The official noted that PPO’s experts in 10 southern provinces are on the lookout for the pest.
“We expect a new swarm to enter the country in late April. Since there is not enough greenery in the plains and meadows in those provinces, the alarming expectation is that the pest could attack farms and orchards.”
The PPO has estimated that this time round, the pest needs to be battled on around 600,000 hectares.
“Last year [March 2020-21], locusts that entered the country grazed in the meadows and pastures since greenery and foliage were abundant due to the good level of precipitation. But this year, we experienced drought in the southern fields, and therefore, farms and orchards are at risk. Farmers and orchard owners of Iran’s southern provinces of Bushehr, Fars, Khuzestan, Hormozgan and Sistan-Baluchestan have to be on the constant lookout for locust swarms,” another PPO official, Saeed Moein, has been quoted as saying.

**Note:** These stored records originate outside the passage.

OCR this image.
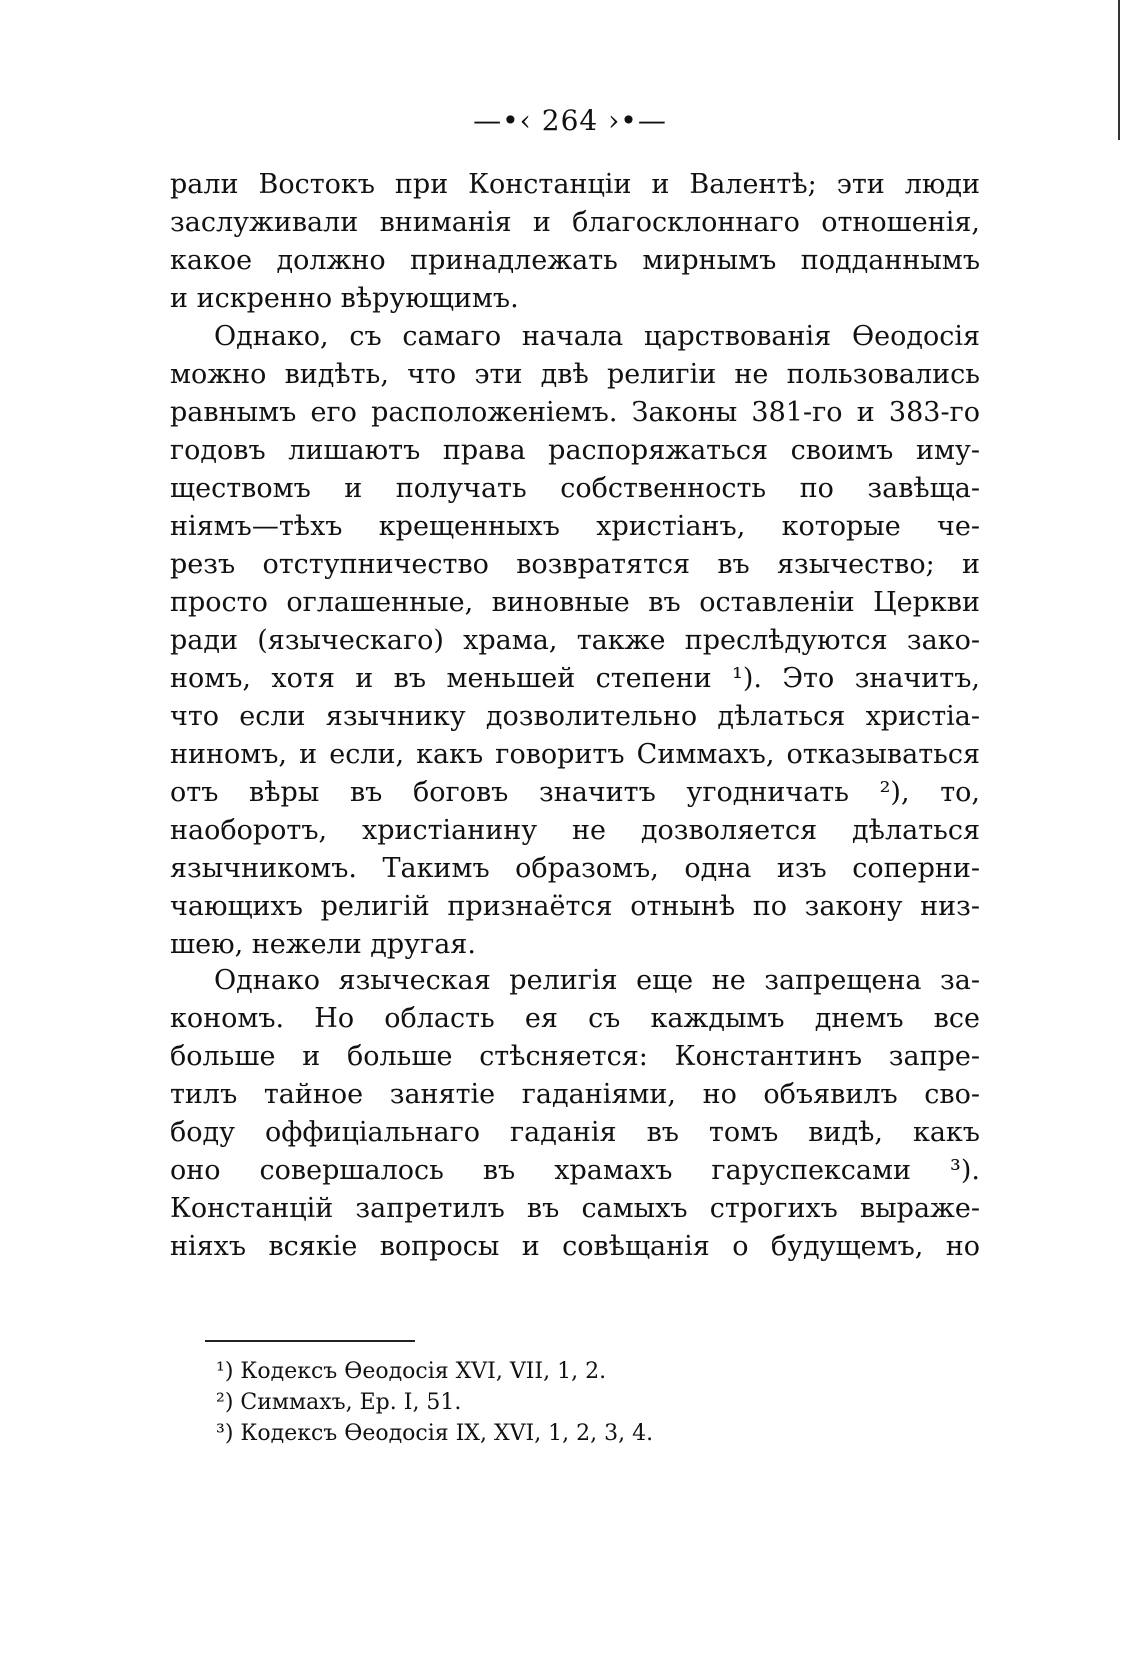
—•‹ 264 ›•—
рали Востокъ при Констанціи и Валентѣ; эти люди
заслуживали вниманія и благосклоннаго отношенія,
какое должно принадлежать мирнымъ подданнымъ
и искренно вѣрующимъ.
Однако, съ самаго начала царствованія Ѳеодосія
можно видѣть, что эти двѣ религіи не пользовались
равнымъ его расположеніемъ. Законы 381-го и 383-го
годовъ лишаютъ права распоряжаться своимъ иму-
ществомъ и получать собственность по завѣща-
ніямъ—тѣхъ крещенныхъ христіанъ, которые че-
резъ отступничество возвратятся въ язычество; и
просто оглашенные, виновные въ оставленіи Церкви
ради (языческаго) храма, также преслѣдуются зако-
номъ, хотя и въ меньшей степени ¹). Это значитъ,
что если язычнику дозволительно дѣлаться христіа-
ниномъ, и если, какъ говоритъ Симмахъ, отказываться
отъ вѣры въ боговъ значитъ угодничать ²), то,
наоборотъ, христіанину не дозволяется дѣлаться
язычникомъ. Такимъ образомъ, одна изъ соперни-
чающихъ религій признаётся отнынѣ по закону низ-
шею, нежели другая.
Однако языческая религія еще не запрещена за-
кономъ. Но область ея съ каждымъ днемъ все
больше и больше стѣсняется: Константинъ запре-
тилъ тайное занятіе гаданіями, но объявилъ сво-
боду оффиціальнаго гаданія въ томъ видѣ, какъ
оно совершалось въ храмахъ гаруспексами ³).
Констанцій запретилъ въ самыхъ строгихъ выраже-
ніяхъ всякіе вопросы и совѣщанія о будущемъ, но
¹) Кодексъ Ѳеодосія XVI, VII, 1, 2.
²) Симмахъ, Ер. I, 51.
³) Кодексъ Ѳеодосія IX, XVI, 1, 2, 3, 4.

The PPO has requested 2 trillion rials ($8 million) as government aid to battle the desert locusts in the current fiscal year.
Desert locusts are yellow flying insects that grow to 10 centimeters and are considered the most destructive migratory pest in the world. A swarm covering one square kilometer contains up to 80 million locusts and can eat as much food in one day as 35,000 people. And they move up to 150 kilometers a day and 3,000 kilometers throughout their lifespan.
Female locusts lay up to 80 eggs and live three to five months in three stages: egg, hopper and adult.
The insect is among the most dangerous pests. They can destroy all greenery, including grains, fodder, vegetables, tree barks and even weeds, on their path. The pest has attacked Iran’s farms in the fiscal 1963-64 and 1993-94. The former caused heavy damage to the country’s farms and agricultural production.
The pest is indigenous to Saudi Arabia, Morocco and African countries, and enters Iran by crossing the Persian Gulf.